Getting back to Bill’s dilemma. His two options, as he expressed them, are to “develop a data structure best suited to answer our immediate research questions…On the other hand, I could imagine a data structure (undoubtedly more complex) best suited to preparing the Polis data for some form of digital publication (or at least archival storage).  Few projects in the Eastern Mediterranean with a Byzantine focus have made their data publicly available. In this regard, the Polis data could be an important step toward making stratigraphic, typological, and chronological data from the Byzantine period available in digital form.  At the same time,the two Early Christian churches represent just one part of a much larger and more complex site. Taking the time to produce a thorough and well-structured dataset could be a fool’s errand if it ends up being incompatible with other work ongoing at the site or finds very few comparable datasets elsewhere in the region.”
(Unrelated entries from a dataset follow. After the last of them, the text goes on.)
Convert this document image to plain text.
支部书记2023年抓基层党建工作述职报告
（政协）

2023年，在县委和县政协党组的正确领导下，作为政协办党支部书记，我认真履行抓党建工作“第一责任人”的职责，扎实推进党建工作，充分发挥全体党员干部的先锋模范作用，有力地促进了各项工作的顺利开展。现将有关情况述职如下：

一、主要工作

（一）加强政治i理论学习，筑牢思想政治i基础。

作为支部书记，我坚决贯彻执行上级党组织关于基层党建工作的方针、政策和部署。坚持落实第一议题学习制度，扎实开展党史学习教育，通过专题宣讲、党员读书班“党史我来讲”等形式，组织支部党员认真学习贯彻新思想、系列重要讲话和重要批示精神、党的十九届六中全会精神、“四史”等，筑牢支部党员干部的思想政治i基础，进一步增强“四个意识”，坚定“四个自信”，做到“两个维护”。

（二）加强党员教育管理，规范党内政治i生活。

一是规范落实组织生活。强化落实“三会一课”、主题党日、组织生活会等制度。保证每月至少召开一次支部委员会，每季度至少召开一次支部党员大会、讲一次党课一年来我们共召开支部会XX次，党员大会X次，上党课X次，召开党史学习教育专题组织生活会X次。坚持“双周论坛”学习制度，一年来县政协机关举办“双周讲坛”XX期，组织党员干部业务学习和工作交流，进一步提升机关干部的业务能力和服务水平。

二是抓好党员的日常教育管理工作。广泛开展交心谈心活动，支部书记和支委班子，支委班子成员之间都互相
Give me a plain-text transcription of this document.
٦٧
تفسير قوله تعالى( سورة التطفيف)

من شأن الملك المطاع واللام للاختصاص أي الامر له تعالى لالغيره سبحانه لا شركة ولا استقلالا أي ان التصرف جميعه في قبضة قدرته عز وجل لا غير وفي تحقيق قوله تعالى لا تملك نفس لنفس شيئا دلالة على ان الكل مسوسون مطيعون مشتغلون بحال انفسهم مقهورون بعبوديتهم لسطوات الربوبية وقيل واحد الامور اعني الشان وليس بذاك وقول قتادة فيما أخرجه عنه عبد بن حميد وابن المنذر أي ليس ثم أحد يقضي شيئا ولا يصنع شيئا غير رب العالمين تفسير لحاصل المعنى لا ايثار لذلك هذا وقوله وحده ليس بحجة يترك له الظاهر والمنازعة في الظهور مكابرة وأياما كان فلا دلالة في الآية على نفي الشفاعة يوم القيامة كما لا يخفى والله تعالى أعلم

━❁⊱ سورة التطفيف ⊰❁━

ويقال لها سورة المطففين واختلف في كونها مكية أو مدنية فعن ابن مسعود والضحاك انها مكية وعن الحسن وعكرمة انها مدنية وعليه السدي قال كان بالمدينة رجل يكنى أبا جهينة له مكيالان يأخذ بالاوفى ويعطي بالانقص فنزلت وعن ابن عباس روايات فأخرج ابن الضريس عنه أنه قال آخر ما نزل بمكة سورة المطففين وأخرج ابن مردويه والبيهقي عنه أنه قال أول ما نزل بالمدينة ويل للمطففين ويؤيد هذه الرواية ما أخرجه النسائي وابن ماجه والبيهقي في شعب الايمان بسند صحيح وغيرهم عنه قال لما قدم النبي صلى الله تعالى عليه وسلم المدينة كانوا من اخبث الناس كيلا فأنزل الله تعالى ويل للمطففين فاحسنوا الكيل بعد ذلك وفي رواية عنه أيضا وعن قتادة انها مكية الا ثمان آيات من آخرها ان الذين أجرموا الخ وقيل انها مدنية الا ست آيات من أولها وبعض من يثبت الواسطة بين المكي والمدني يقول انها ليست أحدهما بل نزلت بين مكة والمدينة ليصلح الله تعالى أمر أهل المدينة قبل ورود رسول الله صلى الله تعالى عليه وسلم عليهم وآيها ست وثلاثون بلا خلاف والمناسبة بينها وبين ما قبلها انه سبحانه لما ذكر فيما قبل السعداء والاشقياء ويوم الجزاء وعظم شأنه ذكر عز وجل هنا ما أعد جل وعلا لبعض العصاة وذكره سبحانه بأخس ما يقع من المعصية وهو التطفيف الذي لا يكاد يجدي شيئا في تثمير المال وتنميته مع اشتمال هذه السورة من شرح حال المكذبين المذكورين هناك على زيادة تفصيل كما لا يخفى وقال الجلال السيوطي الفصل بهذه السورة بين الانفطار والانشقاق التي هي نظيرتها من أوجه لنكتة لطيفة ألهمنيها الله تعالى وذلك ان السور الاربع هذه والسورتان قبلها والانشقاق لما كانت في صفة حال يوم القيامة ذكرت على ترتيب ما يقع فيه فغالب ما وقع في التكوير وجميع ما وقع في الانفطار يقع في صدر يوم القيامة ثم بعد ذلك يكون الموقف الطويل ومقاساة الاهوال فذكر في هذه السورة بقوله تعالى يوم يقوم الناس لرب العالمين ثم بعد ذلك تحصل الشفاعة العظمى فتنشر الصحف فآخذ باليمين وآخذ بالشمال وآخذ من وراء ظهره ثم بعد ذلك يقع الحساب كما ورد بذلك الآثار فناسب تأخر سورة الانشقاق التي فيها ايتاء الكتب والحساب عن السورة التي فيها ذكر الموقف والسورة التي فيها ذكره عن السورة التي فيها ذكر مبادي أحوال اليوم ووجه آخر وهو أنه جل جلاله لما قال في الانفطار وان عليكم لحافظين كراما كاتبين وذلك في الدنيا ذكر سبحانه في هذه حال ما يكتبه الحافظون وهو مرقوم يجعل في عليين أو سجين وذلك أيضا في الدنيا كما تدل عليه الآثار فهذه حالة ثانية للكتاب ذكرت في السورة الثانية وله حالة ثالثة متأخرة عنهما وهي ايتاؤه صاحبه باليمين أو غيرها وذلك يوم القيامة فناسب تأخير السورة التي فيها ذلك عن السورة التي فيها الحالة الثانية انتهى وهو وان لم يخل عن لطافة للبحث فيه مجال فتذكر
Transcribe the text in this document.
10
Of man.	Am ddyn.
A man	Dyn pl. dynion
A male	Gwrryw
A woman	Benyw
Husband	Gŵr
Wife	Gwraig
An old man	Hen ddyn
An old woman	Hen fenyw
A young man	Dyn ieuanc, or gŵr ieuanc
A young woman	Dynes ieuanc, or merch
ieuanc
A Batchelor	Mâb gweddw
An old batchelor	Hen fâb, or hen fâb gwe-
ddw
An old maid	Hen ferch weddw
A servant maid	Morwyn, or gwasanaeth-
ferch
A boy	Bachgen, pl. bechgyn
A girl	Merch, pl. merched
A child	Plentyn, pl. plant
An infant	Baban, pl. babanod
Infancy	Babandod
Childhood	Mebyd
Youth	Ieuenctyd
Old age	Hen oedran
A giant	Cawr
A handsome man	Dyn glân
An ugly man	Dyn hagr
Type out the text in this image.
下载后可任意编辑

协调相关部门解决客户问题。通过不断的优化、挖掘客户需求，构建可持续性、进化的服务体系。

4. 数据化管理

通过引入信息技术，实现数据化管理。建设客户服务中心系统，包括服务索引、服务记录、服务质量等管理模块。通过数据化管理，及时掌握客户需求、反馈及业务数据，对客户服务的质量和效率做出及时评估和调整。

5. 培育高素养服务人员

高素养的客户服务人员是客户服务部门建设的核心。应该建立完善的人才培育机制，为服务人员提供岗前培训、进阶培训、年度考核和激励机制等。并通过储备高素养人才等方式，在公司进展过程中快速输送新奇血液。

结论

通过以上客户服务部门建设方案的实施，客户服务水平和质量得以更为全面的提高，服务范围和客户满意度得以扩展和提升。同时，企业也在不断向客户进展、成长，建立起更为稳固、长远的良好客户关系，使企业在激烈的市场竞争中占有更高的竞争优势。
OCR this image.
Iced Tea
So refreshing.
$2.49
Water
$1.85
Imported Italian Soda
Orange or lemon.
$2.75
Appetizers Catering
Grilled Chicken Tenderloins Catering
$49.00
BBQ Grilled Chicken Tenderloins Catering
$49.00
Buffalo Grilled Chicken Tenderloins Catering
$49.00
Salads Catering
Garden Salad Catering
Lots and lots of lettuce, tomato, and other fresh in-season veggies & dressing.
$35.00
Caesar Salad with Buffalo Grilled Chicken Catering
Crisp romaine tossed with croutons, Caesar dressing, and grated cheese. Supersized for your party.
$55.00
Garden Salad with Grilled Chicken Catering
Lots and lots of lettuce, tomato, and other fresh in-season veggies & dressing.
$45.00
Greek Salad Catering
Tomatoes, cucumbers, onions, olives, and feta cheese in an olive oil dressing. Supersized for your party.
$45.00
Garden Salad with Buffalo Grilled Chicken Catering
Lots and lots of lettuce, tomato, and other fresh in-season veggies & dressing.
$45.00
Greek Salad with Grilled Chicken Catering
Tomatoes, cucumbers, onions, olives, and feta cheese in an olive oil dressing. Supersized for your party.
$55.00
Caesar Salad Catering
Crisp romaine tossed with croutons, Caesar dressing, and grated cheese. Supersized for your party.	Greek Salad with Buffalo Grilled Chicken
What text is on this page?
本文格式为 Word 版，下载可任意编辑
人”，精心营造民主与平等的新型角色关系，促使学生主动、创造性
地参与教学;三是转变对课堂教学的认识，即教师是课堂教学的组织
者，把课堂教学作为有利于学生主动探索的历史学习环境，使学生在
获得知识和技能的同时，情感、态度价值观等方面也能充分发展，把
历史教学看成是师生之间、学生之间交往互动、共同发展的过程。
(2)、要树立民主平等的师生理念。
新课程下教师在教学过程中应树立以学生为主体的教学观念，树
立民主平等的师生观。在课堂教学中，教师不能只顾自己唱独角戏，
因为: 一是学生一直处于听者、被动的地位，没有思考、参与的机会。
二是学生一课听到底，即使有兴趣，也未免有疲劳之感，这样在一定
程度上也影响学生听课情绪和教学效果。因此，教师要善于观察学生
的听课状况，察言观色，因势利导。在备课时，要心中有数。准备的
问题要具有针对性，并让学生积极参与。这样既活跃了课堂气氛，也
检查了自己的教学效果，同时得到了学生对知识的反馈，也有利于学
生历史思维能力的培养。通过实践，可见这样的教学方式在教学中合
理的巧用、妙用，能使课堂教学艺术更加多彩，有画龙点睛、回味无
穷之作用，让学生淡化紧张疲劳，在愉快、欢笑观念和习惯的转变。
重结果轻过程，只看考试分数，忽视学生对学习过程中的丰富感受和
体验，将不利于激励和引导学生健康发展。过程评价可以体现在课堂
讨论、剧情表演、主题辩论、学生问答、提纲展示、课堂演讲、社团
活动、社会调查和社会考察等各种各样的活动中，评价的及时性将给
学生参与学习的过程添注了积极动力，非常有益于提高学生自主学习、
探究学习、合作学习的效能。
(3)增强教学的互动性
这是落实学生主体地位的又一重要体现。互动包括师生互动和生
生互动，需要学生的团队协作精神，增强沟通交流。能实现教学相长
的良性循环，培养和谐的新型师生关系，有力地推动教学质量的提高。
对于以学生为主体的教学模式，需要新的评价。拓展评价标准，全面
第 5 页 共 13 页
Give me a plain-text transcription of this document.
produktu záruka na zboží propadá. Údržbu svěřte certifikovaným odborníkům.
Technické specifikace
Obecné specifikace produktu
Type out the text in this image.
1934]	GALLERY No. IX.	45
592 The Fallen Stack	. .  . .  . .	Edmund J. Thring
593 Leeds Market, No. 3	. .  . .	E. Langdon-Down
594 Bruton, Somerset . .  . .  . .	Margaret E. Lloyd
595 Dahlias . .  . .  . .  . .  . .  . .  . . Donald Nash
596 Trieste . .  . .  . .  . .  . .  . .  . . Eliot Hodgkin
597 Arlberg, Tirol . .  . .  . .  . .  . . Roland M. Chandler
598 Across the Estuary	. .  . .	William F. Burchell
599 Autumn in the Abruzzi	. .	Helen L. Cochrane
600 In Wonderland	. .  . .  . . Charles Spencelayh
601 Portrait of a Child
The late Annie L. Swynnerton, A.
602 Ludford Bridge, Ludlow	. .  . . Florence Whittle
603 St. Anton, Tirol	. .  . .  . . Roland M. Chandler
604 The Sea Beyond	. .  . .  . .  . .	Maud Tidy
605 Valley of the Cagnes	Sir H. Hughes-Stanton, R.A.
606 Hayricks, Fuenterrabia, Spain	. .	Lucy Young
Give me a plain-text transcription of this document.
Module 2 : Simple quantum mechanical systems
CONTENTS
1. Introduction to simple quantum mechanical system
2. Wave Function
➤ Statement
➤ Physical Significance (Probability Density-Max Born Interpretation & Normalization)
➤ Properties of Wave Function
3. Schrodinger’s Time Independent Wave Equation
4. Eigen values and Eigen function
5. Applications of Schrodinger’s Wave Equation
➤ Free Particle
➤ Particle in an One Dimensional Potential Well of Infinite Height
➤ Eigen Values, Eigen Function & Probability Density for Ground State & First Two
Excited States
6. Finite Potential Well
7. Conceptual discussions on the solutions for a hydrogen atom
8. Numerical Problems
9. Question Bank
From my perspective this is an easy decision to make, although I haven’t seen any of the data. The more attention given to the structure of the data set is directly related to your ability to use distinct parts of that data set for analysis. It is my experience in fieldwork that inelegant solutions (Bill’s term) exist because no one has spent a great deal of time and energy to produce a more elegant one. Sometimes a project is looking for someone like Bill to show them the benefits of a better designed data structure. I have been on both sides of that conversation: I have created data structures that have been adopted by the larger project and I have incorporated data structures that others want to use in my own. I find that they key is to prove the benefits of the new solution and the conclusion becomes obvious. The issue of comparable datasets outside of the project isn’t, of course, Bill’s problem. If he is the first one to make such a tool available, and he publishes his data structure, it is up to those following him to try to make their data comparable.

Much of this is to say that I am shifting to posting about databases for the next few weeks. I will post a clone of the PARP:PS database in its current form (it is, of course, unfinished) as well as the files necessary to put the database on an iPad using FMTouch. The database is a complex beast and I don’t expect people to understand it right away, but I do plan on a series of posts explaining parts of the database in more detail.